Les petits Parisiens ne retourneraient pas tous en classe en même temps?
C’est au gouvernement d’en décider, mais la Ville compte bien proposer cette méthode. On peut très bien imaginer que tous les élèves d’une même école n’y retournent pas en même temps pour alléger les classes. Ou que les enfants n’aillent pas à l’école tous les jours, ou toute la journée. On peut s’organiser par classe d’âge, ou par niveau. Il faudra aussi sans doute aussi à terme des tests dans les écoles. Si besoin, la Ville en fournira.

Le gouvernement a-t-il bien géré la crise?
C’est une crise totalement inédite, ce n’est pas le temps des commentaires. On verra à la fin comment les Français jugent le travail de ceux qui sont en responsabilité. Ce que je peux vous dire, c’est que tous les jours je suis en lien étroit avec l’ARS, l’AP-HP, les préfets et que nous essayons de relever ensemble tous les défis, qui sont colossaux.
Rachida Dati estime que votre gestion “n’est pas à la hauteur d’une crise d’une telle ampleur” et réclame des “opérations de désinfection” des rues de Paris, comme à Nice ou Cannes…
Les Parisiens lui répondront directement. Sur la désinfection des rues, le sujet est derrière nous : j’ai posé la question aux autorités de santé qui m’ont répondu que ça ne sert à rien et que c’est dangereux pour l’environnement. En revanche, la désinfection du mobilier urbain comme les bancs, les abribus, est utile et nous le faisons.

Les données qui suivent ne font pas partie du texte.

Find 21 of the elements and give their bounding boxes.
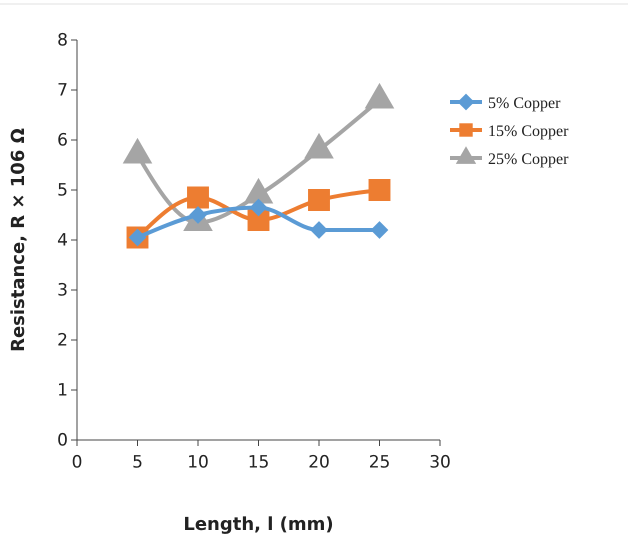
x-tick-label: 20 xyxy=(308,452,330,473)
y-tick-label: 8 xyxy=(57,30,68,50)
y-tick-label: 2 xyxy=(57,330,68,350)
x-tick-label: 5 xyxy=(132,452,143,473)
x-tick-label: 0 xyxy=(72,452,82,473)
x-tick-label: 15 xyxy=(248,452,270,473)
x-tick-label: 10 xyxy=(187,452,209,473)
y-tick-label: 4 xyxy=(57,230,68,250)
legend-label: 15% Copper xyxy=(488,123,570,140)
legend-label: 25% Copper xyxy=(488,151,570,168)
y-tick-label: 1 xyxy=(57,380,68,400)
y-tick-label: 7 xyxy=(57,80,68,100)
y-tick-label: 5 xyxy=(57,180,68,200)
legend-label: 5% Copper xyxy=(488,95,562,112)
y-axis-title: Resistance, R × 106 Ω xyxy=(8,128,29,352)
x-tick-label: 25 xyxy=(368,452,390,473)
y-tick-label: 3 xyxy=(57,280,68,300)
x-tick-label: 30 xyxy=(429,452,451,473)
x-axis-title: Length, l (mm) xyxy=(183,514,334,535)
y-tick-label: 0 xyxy=(57,430,68,450)
y-tick-label: 6 xyxy=(57,130,68,150)
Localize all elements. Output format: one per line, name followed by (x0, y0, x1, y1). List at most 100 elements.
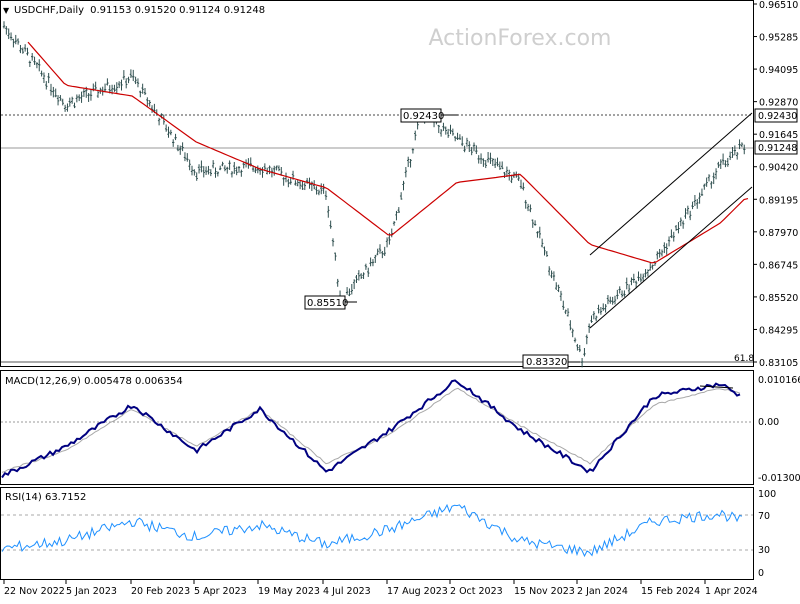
price-bar (691, 201, 694, 210)
price-bar (273, 165, 276, 176)
price-bar (7, 28, 10, 40)
price-bar (376, 248, 379, 256)
price-bar (404, 167, 408, 178)
price-bar (226, 166, 229, 174)
price-bar (381, 250, 384, 259)
price-bar (724, 160, 727, 168)
price-bar (679, 217, 682, 227)
price-bar (587, 323, 591, 333)
price-bar (437, 124, 440, 134)
price-bar (411, 148, 415, 154)
swing-high-label: 0.92430 (403, 111, 444, 122)
price-bar (526, 203, 530, 212)
price-bar (731, 147, 734, 158)
fib-label: 61.8 (734, 354, 754, 364)
price-bar (712, 172, 715, 185)
rsi-tick-70: 70 (758, 511, 770, 522)
price-bar (362, 272, 365, 280)
price-bar (223, 165, 227, 172)
swing-low-dec-box (522, 354, 569, 369)
price-bar (23, 44, 27, 52)
price-bar (707, 174, 711, 182)
rsi-tick-30: 30 (758, 545, 770, 556)
macd-panel-frame (0, 370, 754, 485)
macd-tick-bottom: -0.013006 (758, 473, 800, 484)
collapse-arrow-icon[interactable]: ▼ (3, 6, 10, 15)
price-bar (458, 134, 462, 140)
price-bar (157, 117, 161, 126)
price-bar (68, 97, 71, 107)
price-bar (56, 95, 60, 106)
price-bar (686, 205, 690, 215)
price-bar (374, 254, 377, 263)
rsi-line (1, 503, 743, 558)
price-bar (348, 288, 351, 297)
price-bar (26, 47, 29, 56)
price-bar (649, 262, 652, 271)
price-bar (113, 84, 116, 92)
price-bar (620, 290, 624, 298)
price-bar (743, 144, 746, 155)
x-axis-label: 1 Apr 2024 (705, 586, 758, 597)
swing-low-dec-label: 0.83320 (526, 357, 567, 368)
price-bar (183, 152, 187, 162)
swing-low-july-box (304, 295, 346, 310)
price-axis-label: 0.95285 (759, 33, 798, 44)
price-bar (479, 153, 483, 164)
price-bar (498, 161, 502, 170)
macd-panel-title: MACD(12,26,9) 0.005478 0.006354 (5, 376, 183, 387)
price-bar (54, 88, 57, 98)
price-bar (580, 357, 584, 368)
price-bar (2, 21, 6, 29)
price-bar (550, 270, 553, 279)
price-bar (364, 263, 368, 270)
price-bar (623, 290, 626, 297)
price-bar (597, 304, 600, 314)
price-axis-label: 0.87970 (759, 228, 798, 239)
price-bar (557, 284, 560, 293)
price-bar (49, 83, 53, 96)
price-bar (573, 337, 577, 343)
price-bar (209, 169, 212, 177)
price-bar (717, 161, 720, 168)
x-axis-label: 4 Jul 2023 (323, 586, 371, 597)
price-bar (181, 142, 184, 152)
price-bar (642, 273, 645, 281)
price-bar (399, 192, 403, 200)
price-bar (21, 47, 24, 54)
price-bar (315, 186, 318, 195)
price-bar (219, 165, 222, 171)
price-bar (501, 161, 504, 170)
price-bar (578, 344, 581, 353)
price-bar (618, 286, 621, 294)
price-bar (733, 145, 737, 156)
price-bar (277, 165, 281, 172)
price-bar (103, 83, 107, 93)
x-axis: 22 Nov 2022 5 Jan 2023 20 Feb 2023 5 Apr 20… (3, 580, 758, 597)
price-bar (19, 44, 22, 54)
x-axis-label: 20 Feb 2023 (131, 586, 190, 597)
price-bar (360, 273, 363, 279)
rsi-panel-frame (0, 487, 754, 580)
price-axis-label: 0.86745 (759, 260, 798, 271)
price-bar (555, 282, 558, 290)
price-bars (2, 21, 746, 368)
price-bar (663, 242, 666, 254)
price-bar (378, 244, 382, 254)
price-bar (73, 102, 76, 109)
price-bar (611, 296, 614, 305)
price-axis-label: 0.84295 (759, 325, 798, 336)
price-panel-title: USDCHF,Daily 0.91153 0.91520 0.91124 0.91… (14, 5, 265, 16)
price-bar (303, 182, 306, 191)
price-bar (470, 147, 473, 156)
price-panel-frame (0, 0, 754, 367)
price-bar (392, 221, 396, 226)
price-bar (552, 271, 556, 281)
price-bar (719, 159, 722, 169)
price-bar (383, 246, 386, 256)
price-bar (449, 124, 452, 135)
price-bar (115, 82, 118, 94)
price-bar (216, 171, 220, 177)
x-axis-label: 5 Jan 2023 (66, 586, 117, 597)
price-bar (125, 78, 128, 89)
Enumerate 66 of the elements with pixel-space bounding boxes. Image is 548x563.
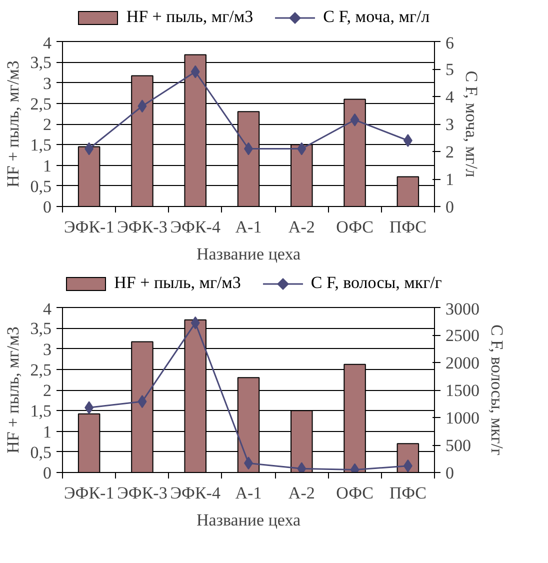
point [190, 65, 200, 78]
point [297, 142, 306, 156]
y-tick-label: 2 [43, 115, 52, 134]
point [138, 100, 147, 113]
point [138, 395, 147, 408]
y2-tick-label: 2000 [446, 354, 480, 372]
point [190, 316, 200, 330]
point [350, 113, 360, 126]
y-axis-title: HF + пыль, мг/м3 [3, 326, 22, 454]
y-tick-label: 1,5 [30, 402, 52, 421]
y-tick-label: 3,5 [30, 53, 52, 72]
y2-tick-label: 4 [446, 88, 454, 106]
legend-label: HF + пыль, мг/м3 [126, 7, 254, 26]
y2-axis-title: C F, моча, мг/л [462, 70, 481, 178]
y2-tick-label: 2500 [446, 326, 480, 345]
y2-tick-label: 0 [446, 464, 454, 482]
x-tick-label: ЭФК-4 [170, 484, 221, 502]
point [403, 134, 412, 147]
y-tick-label: 0,5 [30, 442, 52, 462]
x-axis-title: Название цеха [196, 244, 302, 264]
x-tick-label: А-1 [235, 218, 262, 236]
y-tick-label: 3 [43, 74, 52, 93]
y2-tick-label: 3000 [446, 300, 480, 318]
y-tick-label: 0,5 [30, 176, 52, 196]
y2-tick-label: 500 [446, 436, 471, 455]
y-tick-label: 1 [43, 422, 52, 442]
y-tick-label: 1,5 [30, 136, 52, 155]
y-tick-label: 2,5 [30, 94, 52, 114]
y2-tick-label: 5 [446, 60, 454, 79]
x-tick-label: ЭФК-1 [64, 484, 114, 502]
y-tick-label: 3,5 [30, 319, 52, 338]
legend-label: C F, моча, мг/л [323, 7, 430, 26]
point [84, 142, 94, 156]
point [403, 459, 412, 472]
y2-tick-label: 3 [446, 115, 454, 134]
y-tick-label: 4 [43, 300, 52, 318]
y-tick-label: 0 [43, 464, 52, 482]
y-tick-label: 3 [43, 340, 52, 359]
legend-label: HF + пыль, мг/м3 [114, 273, 241, 292]
x-tick-label: А-2 [288, 484, 315, 502]
x-tick-label: ЭФК-1 [64, 218, 114, 236]
y-axis-title: HF + пыль, мг/м3 [3, 60, 22, 188]
y2-tick-label: 1500 [446, 381, 480, 400]
x-tick-label: ЭФК-3 [117, 218, 168, 236]
x-tick-label: ПФС [389, 484, 426, 502]
y2-tick-label: 1000 [446, 408, 480, 428]
y-tick-label: 4 [43, 34, 52, 52]
legend-label: C F, волосы, мкг/г [310, 273, 442, 292]
y2-axis-title: C F, волосы, мкг/г [488, 324, 506, 456]
x-tick-label: А-2 [288, 218, 315, 236]
y2-tick-label: 1 [446, 170, 454, 189]
x-tick-label: А-1 [235, 484, 262, 502]
y-tick-label: 2 [43, 381, 52, 400]
y-tick-label: 2,5 [30, 360, 52, 380]
y2-tick-label: 6 [446, 34, 454, 52]
point [84, 401, 94, 414]
x-tick-label: ОФС [336, 218, 374, 236]
x-tick-label: ПФС [389, 218, 426, 236]
y2-tick-label: 2 [446, 142, 454, 162]
x-tick-label: ОФС [336, 484, 374, 502]
x-tick-label: ЭФК-4 [170, 218, 221, 236]
x-axis-title: Название цеха [196, 510, 302, 530]
x-tick-label: ЭФК-3 [117, 484, 168, 502]
y-tick-label: 0 [43, 198, 52, 216]
y2-tick-label: 0 [446, 198, 454, 216]
y-tick-label: 1 [43, 156, 52, 176]
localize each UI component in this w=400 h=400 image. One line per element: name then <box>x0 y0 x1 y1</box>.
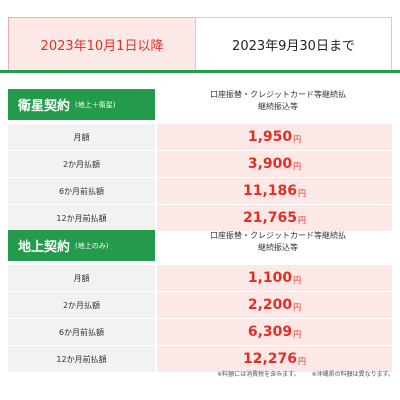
price-unit: 円 <box>298 215 307 225</box>
okinawa-footnote: ※沖縄県の料額は異なります。 <box>311 371 394 378</box>
price-row-value: 2,200 円 <box>157 292 392 318</box>
price-unit: 円 <box>298 188 307 198</box>
price-unit: 円 <box>293 302 302 312</box>
price-row: 月額 1,100 円 <box>8 265 392 291</box>
tab-from-2023-10-01-label: 2023年10月1日以降 <box>40 39 164 54</box>
price-unit: 円 <box>298 356 307 366</box>
price-amount: 11,186 <box>242 183 298 199</box>
section-subtitle: (地上のみ) <box>75 241 109 250</box>
payment-method-line1: 口座振替・クレジットカード等継続払 <box>210 231 346 240</box>
satellite-contract-section: 衛星契約 (地上＋衛星) 口座振替・クレジットカード等継続払 継続振込等 月額 … <box>8 89 392 231</box>
tax-footnote: ※料額には消費税を含みます。 <box>217 371 300 378</box>
price-row: 2か月払額 2,200 円 <box>8 292 392 318</box>
payment-method-line1: 口座振替・クレジットカード等継続払 <box>210 90 346 99</box>
period-tabs: 2023年10月1日以降 2023年9月30日まで <box>8 17 392 71</box>
price-unit: 円 <box>293 275 302 285</box>
section-title: 衛星契約 <box>18 99 71 114</box>
price-row-label: 6か月前払額 <box>8 178 155 204</box>
terrestrial-contract-section: 地上契約 (地上のみ) 口座振替・クレジットカード等継続払 継続振込等 月額 1… <box>8 230 392 372</box>
price-amount: 2,200 <box>247 297 293 313</box>
section-header: 地上契約 (地上のみ) 口座振替・クレジットカード等継続払 継続振込等 <box>8 230 392 264</box>
payment-method-line2: 継続振込等 <box>258 243 298 252</box>
price-row-label: 月額 <box>8 265 155 291</box>
price-row-value: 21,765 円 <box>157 205 392 231</box>
price-amount: 6,309 <box>247 324 293 340</box>
price-row: 月額 1,950 円 <box>8 124 392 150</box>
section-badge: 衛星契約 (地上＋衛星) <box>8 89 155 120</box>
price-amount: 3,900 <box>247 156 293 172</box>
tab-until-2023-09-30[interactable]: 2023年9月30日まで <box>195 17 392 71</box>
section-badge: 地上契約 (地上のみ) <box>8 230 155 261</box>
payment-method-line2: 継続振込等 <box>258 102 298 111</box>
price-row: 6か月前払額 6,309 円 <box>8 319 392 345</box>
price-row: 12か月前払額 21,765 円 <box>8 205 392 231</box>
price-row-label: 2か月払額 <box>8 292 155 318</box>
payment-method-note: 口座振替・クレジットカード等継続払 継続振込等 <box>173 89 383 113</box>
price-row-label: 12か月前払額 <box>8 205 155 231</box>
price-row-label: 2か月払額 <box>8 151 155 177</box>
price-row-value: 11,186 円 <box>157 178 392 204</box>
price-unit: 円 <box>293 134 302 144</box>
price-unit: 円 <box>293 329 302 339</box>
price-row-value: 12,276 円 <box>157 346 392 372</box>
price-amount: 1,100 <box>247 270 293 286</box>
price-row: 2か月払額 3,900 円 <box>8 151 392 177</box>
price-row-value: 1,100 円 <box>157 265 392 291</box>
section-title: 地上契約 <box>18 240 71 255</box>
tab-underline <box>0 70 400 73</box>
price-amount: 21,765 <box>242 210 298 226</box>
payment-method-note: 口座振替・クレジットカード等継続払 継続振込等 <box>173 230 383 254</box>
section-subtitle: (地上＋衛星) <box>75 100 116 109</box>
price-row-label: 6か月前払額 <box>8 319 155 345</box>
tab-from-2023-10-01[interactable]: 2023年10月1日以降 <box>8 17 195 71</box>
price-row-value: 6,309 円 <box>157 319 392 345</box>
price-row-value: 1,950 円 <box>157 124 392 150</box>
price-row: 12か月前払額 12,276 円 <box>8 346 392 372</box>
price-row-label: 12か月前払額 <box>8 346 155 372</box>
price-row: 6か月前払額 11,186 円 <box>8 178 392 204</box>
price-row-value: 3,900 円 <box>157 151 392 177</box>
tab-until-2023-09-30-label: 2023年9月30日まで <box>232 39 355 54</box>
section-header: 衛星契約 (地上＋衛星) 口座振替・クレジットカード等継続払 継続振込等 <box>8 89 392 123</box>
price-amount: 12,276 <box>242 351 298 367</box>
price-row-label: 月額 <box>8 124 155 150</box>
footnotes: ※料額には消費税を含みます。 ※沖縄県の料額は異なります。 <box>0 369 394 378</box>
price-unit: 円 <box>293 161 302 171</box>
price-amount: 1,950 <box>247 129 293 145</box>
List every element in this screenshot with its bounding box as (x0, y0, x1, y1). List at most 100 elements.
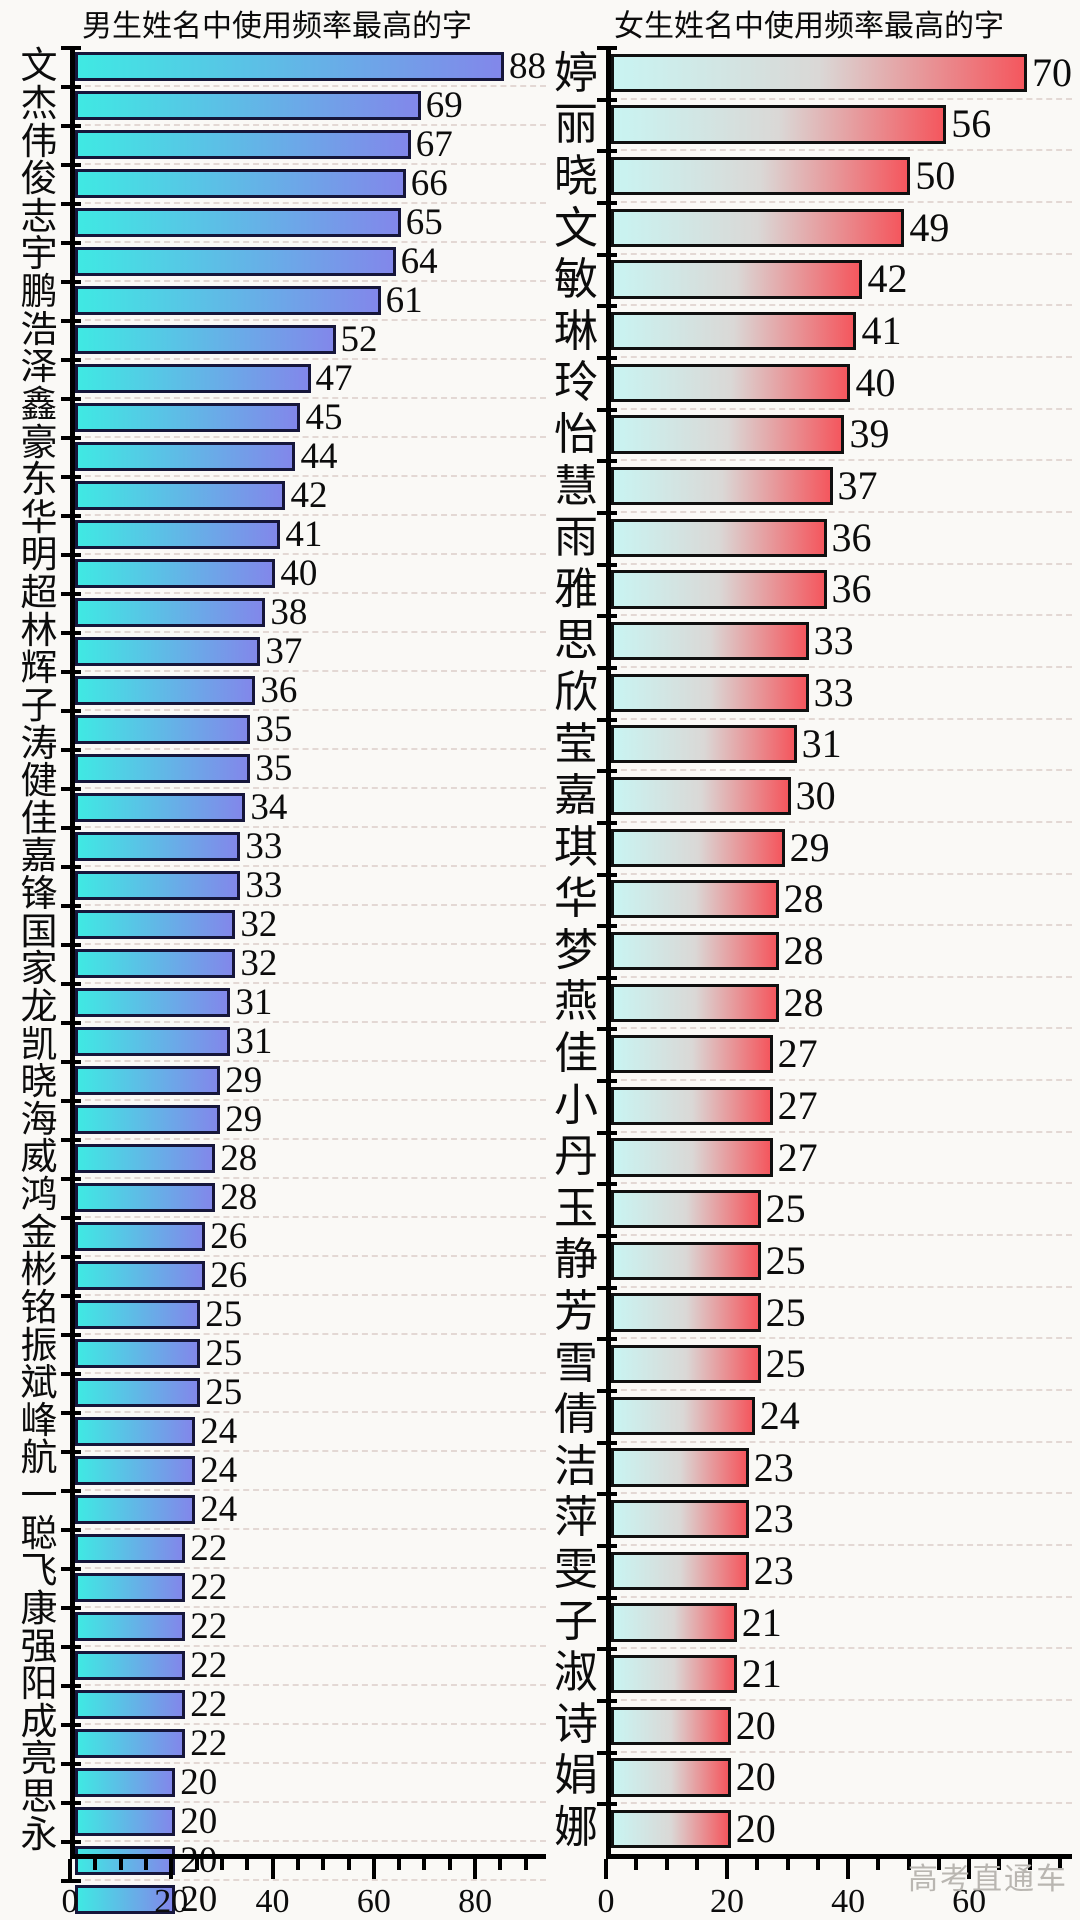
value-label: 36 (831, 566, 872, 612)
category-label: 玉 (554, 1183, 598, 1233)
bar-row: 33 (61, 865, 546, 906)
category-label: 泽 (20, 347, 58, 389)
bar (611, 1706, 731, 1745)
category-label: 一 (20, 1476, 58, 1518)
bar-row: 22 (61, 1606, 546, 1647)
bar (611, 1293, 761, 1332)
value-label: 20 (735, 1754, 776, 1800)
bar (611, 1448, 749, 1487)
value-label: 37 (837, 463, 878, 509)
bar-row: 25 (61, 1294, 546, 1335)
bar (611, 880, 779, 919)
bar-row: 66 (61, 163, 546, 204)
bar-row: 32 (61, 943, 546, 984)
value-label: 25 (765, 1289, 806, 1335)
bar (75, 1534, 186, 1563)
bar (75, 247, 396, 276)
bar (75, 169, 406, 198)
x-axis-tick-label: 0 (597, 1883, 615, 1920)
bar-row: 35 (61, 748, 546, 789)
value-label: 31 (235, 1021, 273, 1062)
bar-row: 28 (597, 924, 1072, 978)
category-label: 亮 (20, 1739, 58, 1781)
value-label: 20 (735, 1806, 776, 1852)
x-axis-major-tick (967, 1859, 972, 1879)
bar-row: 24 (61, 1411, 546, 1452)
value-label: 24 (759, 1392, 800, 1438)
bar (75, 208, 401, 237)
boys-plot-wrap: 88 69 67 66 65 64 61 52 47 45 44 42 41 4… (61, 46, 546, 1920)
category-label: 锋 (20, 874, 58, 916)
bar (75, 1495, 196, 1524)
bar (75, 910, 236, 939)
value-label: 20 (180, 1879, 218, 1920)
bar (75, 1183, 216, 1212)
bar (611, 1396, 755, 1435)
category-label: 小 (554, 1080, 598, 1130)
category-label: 子 (554, 1596, 598, 1646)
value-label: 32 (240, 904, 278, 945)
value-label: 31 (801, 721, 842, 767)
value-label: 40 (855, 359, 896, 405)
value-label: 25 (205, 1372, 243, 1413)
bar (75, 1729, 186, 1758)
category-label: 振 (20, 1325, 58, 1367)
category-label: 国 (20, 911, 58, 953)
bar (611, 363, 851, 402)
x-axis-minor-tick (755, 1859, 760, 1870)
category-label: 鹏 (20, 272, 58, 314)
category-label: 芳 (554, 1287, 598, 1337)
category-label: 欣 (554, 667, 598, 717)
bar-row: 52 (61, 319, 546, 360)
value-label: 24 (200, 1411, 238, 1452)
bar-row: 31 (61, 1021, 546, 1062)
bar-row: 22 (61, 1567, 546, 1608)
x-axis-minor-tick (906, 1859, 911, 1870)
category-label: 佳 (554, 1029, 598, 1079)
bar-row: 22 (61, 1528, 546, 1569)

A Paris, tous les jours, ce sont 400 km de trottoirs et 200 km de chaussée qui sont aspirés par des machines et lavés à l’eau sous pression.

Je ne vois pas comment on pourrait effacer le premier tour des municipales

Faut-il reporter le deuxième tour des municipales à l’automne? Annuler le premier?
Je ne vois pas comment on pourrait effacer le premier tour. Seuls les impératifs de santé publique doivent déterminer la date du second. Mais les rendez-vous démocratiques doivent pouvoir se tenir.

Les nombreux Parisiens qui ont quitté la ville pour se confiner dans leur maison de campagne ont été très critiqués. Ont-ils bien fait?
La plupart des Parisiens, y compris de naissance, ont des liens en province. Beaucoup sont partis rejoindre leur famille. Je ne vais pas le leur reprocher. Je trouve que ce bashing systématique des Parisiens est assez insupportable. Ils ne méritent pas cette stigmatisation. C’est quand même très dur d’avoir à supporter un confinement quand on vit dans un petit appartement sans balcon, parfois même sans beaucoup de lumière du jour. Beaucoup d’enfants ne sont pas sortis de chez eux depuis plus de quatre semaines, j’ai d’autant plus envie de leur dire merci!

Etes-vous favorable au tracking?
Il faut être très vigilant sur le respect des libertés individuelles. Il existe d’autres façons de lutter contre l’épidémie, sans avoir à collecter des données personnelles dont on ne sait pas par qui elle seront captées ou achetées. Les masques et les tests, voilà notre priorité!